The lessons that the COVID-19 pandemic taught the world include: invest in national and local readiness, share information, and share burdens and their resolution. The economic damage of the pandemic was widespread and deep, but it also sped up the transition from a 20th century to a 21st century economy. This is particularly applicable in relation to digital age companies.

For possible answers to the dysfunction of both the politics of the U.S.A. and China, Bremmer recommended looking at Europe's leadership on climate, technology, and provision of citizen safety nets. The work undertaken across European borders has been more effective than many other areas of the world, including even within the 50 Unites States. Climate and political refugees have flooded into many European countries and accommodating them has not been easy. However, by contrast to the U.S.A., political leaders recognize that refugees will create public unrest wherever they land and that constant effort to shape public perception in positive ways is essential. Climate and human migration will be challenging but Bremmer predicts that artificial intelligence is the greatest potential disrupter - "The greatest risk that AI presents is the possibility that one country will develop an insurmountable lead in its development, an achievement that would allow it monopolistic control over the world order" (p. 159).

The solution to the crises we presently face is for the U.S.A. and China to recognize that they must avoid economic and political stalemate, parking the differences that are real in order to find solutions that protect the whole of humanity.

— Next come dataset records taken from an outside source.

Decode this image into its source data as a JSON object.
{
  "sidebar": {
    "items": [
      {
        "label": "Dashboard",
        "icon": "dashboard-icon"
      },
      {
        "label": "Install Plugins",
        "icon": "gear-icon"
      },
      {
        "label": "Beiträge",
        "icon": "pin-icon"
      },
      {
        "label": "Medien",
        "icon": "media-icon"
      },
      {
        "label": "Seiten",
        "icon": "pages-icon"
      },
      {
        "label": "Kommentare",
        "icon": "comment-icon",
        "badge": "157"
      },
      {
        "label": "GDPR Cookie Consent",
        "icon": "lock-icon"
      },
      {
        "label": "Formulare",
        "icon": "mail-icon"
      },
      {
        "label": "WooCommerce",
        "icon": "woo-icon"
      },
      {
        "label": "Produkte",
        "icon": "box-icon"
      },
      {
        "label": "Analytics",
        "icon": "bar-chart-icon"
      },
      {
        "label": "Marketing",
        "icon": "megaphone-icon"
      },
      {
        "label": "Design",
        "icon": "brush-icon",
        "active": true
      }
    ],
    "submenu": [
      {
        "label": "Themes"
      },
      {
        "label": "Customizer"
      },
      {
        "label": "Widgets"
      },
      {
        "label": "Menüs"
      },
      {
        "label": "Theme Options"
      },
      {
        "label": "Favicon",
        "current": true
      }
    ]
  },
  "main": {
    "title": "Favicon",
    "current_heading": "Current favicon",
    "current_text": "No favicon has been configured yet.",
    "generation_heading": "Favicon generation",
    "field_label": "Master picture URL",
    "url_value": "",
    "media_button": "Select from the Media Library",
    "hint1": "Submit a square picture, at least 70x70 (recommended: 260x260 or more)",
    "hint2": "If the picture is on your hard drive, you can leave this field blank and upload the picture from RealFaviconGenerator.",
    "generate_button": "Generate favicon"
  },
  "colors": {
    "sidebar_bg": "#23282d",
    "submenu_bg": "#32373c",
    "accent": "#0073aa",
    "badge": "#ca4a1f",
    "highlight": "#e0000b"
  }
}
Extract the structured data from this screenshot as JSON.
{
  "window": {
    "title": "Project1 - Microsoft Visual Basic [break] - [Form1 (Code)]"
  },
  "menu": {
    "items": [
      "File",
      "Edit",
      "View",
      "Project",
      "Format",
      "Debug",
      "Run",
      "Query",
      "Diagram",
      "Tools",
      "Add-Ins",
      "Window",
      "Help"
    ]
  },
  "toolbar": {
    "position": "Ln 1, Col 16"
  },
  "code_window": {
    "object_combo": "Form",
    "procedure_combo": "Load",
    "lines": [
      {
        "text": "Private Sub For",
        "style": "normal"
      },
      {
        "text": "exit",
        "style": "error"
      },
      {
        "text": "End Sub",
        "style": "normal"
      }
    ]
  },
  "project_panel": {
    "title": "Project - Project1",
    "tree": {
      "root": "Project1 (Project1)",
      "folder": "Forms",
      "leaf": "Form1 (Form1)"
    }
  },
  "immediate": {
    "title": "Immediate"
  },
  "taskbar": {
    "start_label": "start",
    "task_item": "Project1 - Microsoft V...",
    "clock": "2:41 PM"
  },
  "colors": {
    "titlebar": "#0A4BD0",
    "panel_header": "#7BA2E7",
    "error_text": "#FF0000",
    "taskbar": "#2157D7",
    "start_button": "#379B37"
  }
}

The technology challenge can be managed by creating a World Data Organization composed of European, Asian, and other allies that will by necessity bring China to the table. The resolution of our joint climate and technology challenges may emerge from a type of "Goldilocks crisis" that demonstrates the viability of multiple forms of government and focuses on practical solutions based on complex social engagement, cooperation, and coordination.